Peterson attended Duke University in the early 1960s, majoring in
political science and editing the student newspaper. He graduated from
the Durham, N.C., school in 1965 with a bachelor's degree in political
science. He briefly studied law but never finished. A year after
graduating from Duke, Peterson took a civilian job at the U.S.
Department of Defense and was assigned to research arguments in favor of
increased military involvement in Vietnam. The experience propelled him
into action.
Peterson enlisted in the Marines and saw combat in Southeast Asia.

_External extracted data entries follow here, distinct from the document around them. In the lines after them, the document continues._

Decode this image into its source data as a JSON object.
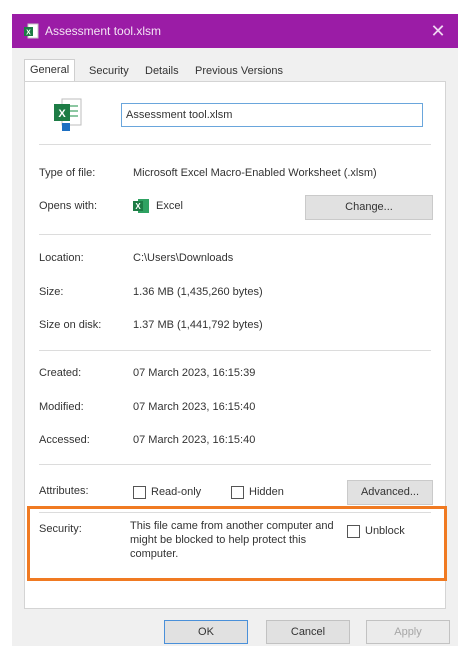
{
  "window": {
    "title": "Assessment tool.xlsm",
    "accent_color": "#9b1ca6",
    "close_glyph": "✕"
  },
  "tabs": [
    {
      "label": "General",
      "active": true
    },
    {
      "label": "Security",
      "active": false
    },
    {
      "label": "Details",
      "active": false
    },
    {
      "label": "Previous Versions",
      "active": false
    }
  ],
  "general": {
    "file_name": "Assessment tool.xlsm",
    "type_label": "Type of file:",
    "type_value": "Microsoft Excel Macro-Enabled Worksheet (.xlsm)",
    "opens_label": "Opens with:",
    "opens_value": "Excel",
    "change_button": "Change...",
    "location_label": "Location:",
    "location_value": "C:\\Users\\Downloads",
    "size_label": "Size:",
    "size_value": "1.36 MB (1,435,260 bytes)",
    "size_on_disk_label": "Size on disk:",
    "size_on_disk_value": "1.37 MB (1,441,792 bytes)",
    "created_label": "Created:",
    "created_value": "07 March 2023, 16:15:39",
    "modified_label": "Modified:",
    "modified_value": "07 March 2023, 16:15:40",
    "accessed_label": "Accessed:",
    "accessed_value": "07 March 2023, 16:15:40",
    "attributes_label": "Attributes:",
    "readonly_label": "Read-only",
    "hidden_label": "Hidden",
    "advanced_button": "Advanced...",
    "security_label": "Security:",
    "security_text": "This file came from another computer and might be blocked to help protect this computer.",
    "unblock_label": "Unblock",
    "highlight_color": "#f07a22"
  },
  "footer": {
    "ok": "OK",
    "cancel": "Cancel",
    "apply": "Apply"
  }
}
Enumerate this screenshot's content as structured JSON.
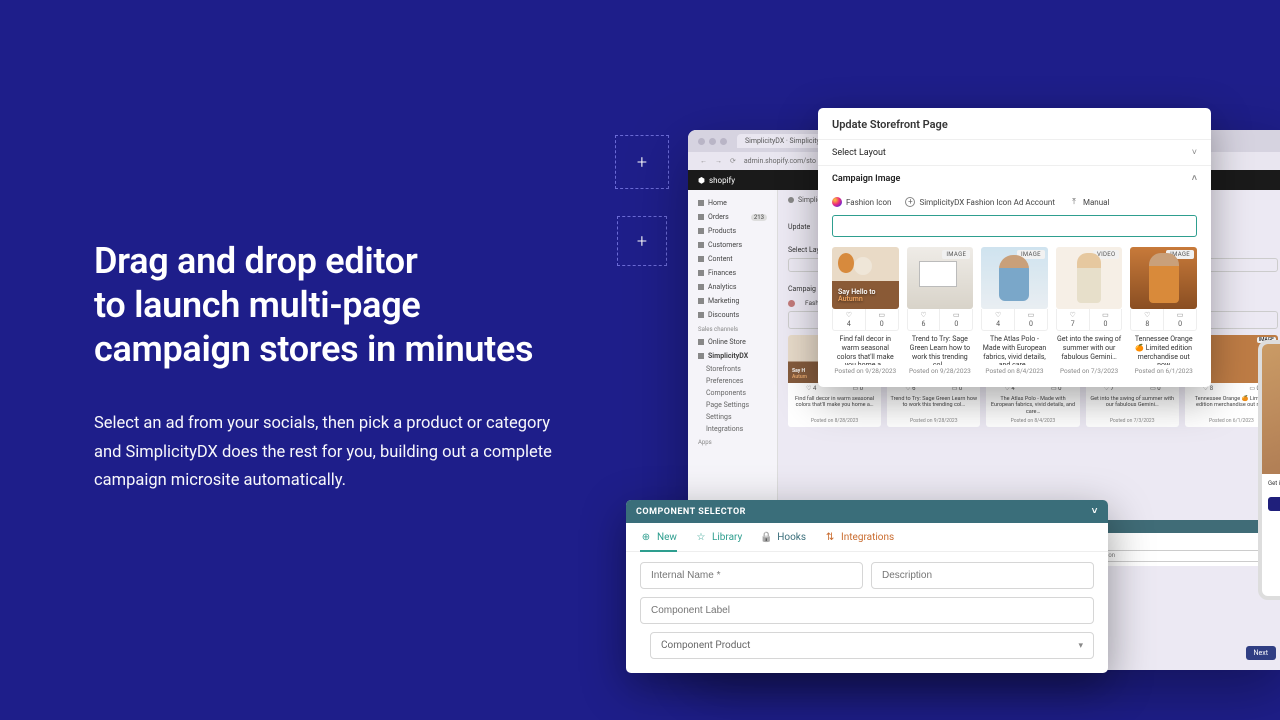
{
  "hero": {
    "headline_l1": "Drag and drop editor",
    "headline_l2": "to launch multi-page",
    "headline_l3": "campaign stores in minutes",
    "body": "Select an ad from your socials, then pick a product or category and SimplicityDX does the rest for you, building out a complete campaign microsite automatically."
  },
  "browser": {
    "tab_title": "SimplicityDX · SimplicityDX · Sh",
    "url": "admin.shopify.com/sto",
    "shopify_label": "shopify",
    "sidebar": {
      "items": [
        "Home",
        "Orders",
        "Products",
        "Customers",
        "Content",
        "Finances",
        "Analytics",
        "Marketing",
        "Discounts"
      ],
      "orders_badge": "213",
      "channels_label": "Sales channels",
      "channels": [
        "Online Store",
        "SimplicityDX"
      ],
      "sdx_sub": [
        "Storefronts",
        "Preferences",
        "Components",
        "Page Settings",
        "Settings",
        "Integrations"
      ],
      "apps_label": "Apps"
    },
    "main": {
      "crumb": "SimplicityDX",
      "update_label": "Update",
      "select_layout": "Select Lay",
      "campaign": "Campaig",
      "acct": "Fashio",
      "next": "Next"
    }
  },
  "modal": {
    "title": "Update Storefront Page",
    "select_layout": "Select Layout",
    "campaign_image": "Campaign Image",
    "accounts": {
      "ig": "Fashion Icon",
      "ad": "SimplicityDX Fashion Icon Ad Account",
      "manual": "Manual"
    },
    "search_placeholder": "",
    "cards": [
      {
        "tag": "",
        "likes": "4",
        "comments": "0",
        "caption": "Find fall decor in warm seasonal colors that'll make you home a…",
        "date": "Posted on 9/28/2023",
        "ovr1": "Say Hello to",
        "ovr2": "Autumn"
      },
      {
        "tag": "IMAGE",
        "likes": "6",
        "comments": "0",
        "caption": "Trend to Try: Sage Green Learn how to work this trending col…",
        "date": "Posted on 9/28/2023"
      },
      {
        "tag": "IMAGE",
        "likes": "4",
        "comments": "0",
        "caption": "The Atlas Polo - Made with European fabrics, vivid details, and care…",
        "date": "Posted on 8/4/2023"
      },
      {
        "tag": "VIDEO",
        "likes": "7",
        "comments": "0",
        "caption": "Get into the swing of summer with our fabulous Gemini…",
        "date": "Posted on 7/3/2023"
      },
      {
        "tag": "IMAGE",
        "likes": "8",
        "comments": "0",
        "caption": "Tennessee Orange 🍊 Limited edition merchandise out now",
        "date": "Posted on 6/1/2023"
      }
    ],
    "bg_cards": [
      {
        "caption": "Find fall decor in warm seasonal colors that'll make you home a…",
        "date": "Posted on 8/28/2023",
        "ovr1": "Say H",
        "ovr2": "Autum"
      },
      {
        "caption": "Trend to Try: Sage Green Learn how to work this trending col…",
        "date": "Posted on 9/28/2023"
      },
      {
        "caption": "The Atlas Polo - Made with European fabrics, vivid details, and care…",
        "date": "Posted on 8/4/2023"
      },
      {
        "caption": "Get into the swing of summer with our fabulous Gemini…",
        "date": "Posted on 7/3/2023"
      },
      {
        "caption": "Tennessee Orange 🍊 Limited edition merchandise out now",
        "date": "Posted on 6/1/2023"
      }
    ]
  },
  "compsel": {
    "heading": "COMPONENT SELECTOR",
    "tabs": {
      "new": "New",
      "library": "Library",
      "hooks": "Hooks",
      "integrations": "Integrations"
    },
    "fields": {
      "internal_name": "Internal Name *",
      "description": "Description",
      "component_label": "Component Label",
      "component_product": "Component Product"
    }
  },
  "phone": {
    "cta": "Get into the swi"
  }
}
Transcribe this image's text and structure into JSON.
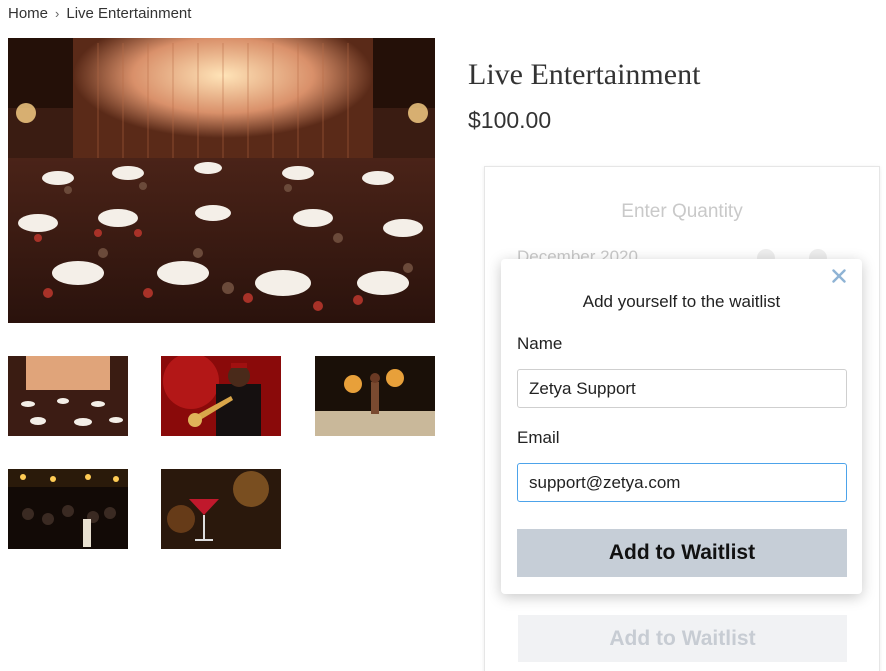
{
  "breadcrumb": {
    "home": "Home",
    "separator": "›",
    "current": "Live Entertainment"
  },
  "product": {
    "title": "Live Entertainment",
    "price": "$100.00"
  },
  "gallery": {
    "main_image": "dinner-theater-hall-photo",
    "thumbnails": [
      "dinner-theater-hall-photo",
      "jazz-trumpet-player-photo",
      "fire-dancer-photo",
      "nightclub-crowd-photo",
      "cocktail-bar-photo"
    ]
  },
  "booking": {
    "quantity_label": "Enter Quantity",
    "month_label": "December 2020",
    "bottom_button_label": "Add to Waitlist"
  },
  "waitlist_modal": {
    "title": "Add yourself to the waitlist",
    "close_icon": "close-x-icon",
    "name_label": "Name",
    "name_value": "Zetya Support",
    "email_label": "Email",
    "email_value": "support@zetya.com",
    "submit_label": "Add to Waitlist"
  },
  "colors": {
    "submit_bg": "#c6ced7",
    "focus_border": "#4da3ea",
    "close_icon": "#8fb3d4"
  }
}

Although he is a decorated soldier, Peterson was forced to admit during
a failed bid for Durham mayor in 1999 that his Purple Heart citation was
the result of a car accident in Japan and not fighting in Vietnam, as he
had long claimed.
Peterson was married twice: first to Patricia Sue Peterson, the mother of his
sons Clayton and Todd. In 1997, he married Nortel executive Kathleen
Atwater, who has a daughter, Caitlin, from a previous marriage.
A former newspaper columnist, Peterson is the author of three novels
that draw upon his military experience in years living and traveling in
the Far East, The Immortal Dragon, A Time of War: A Bitter Peace, and
Charlie Two Shoes and the Marines of Love Company.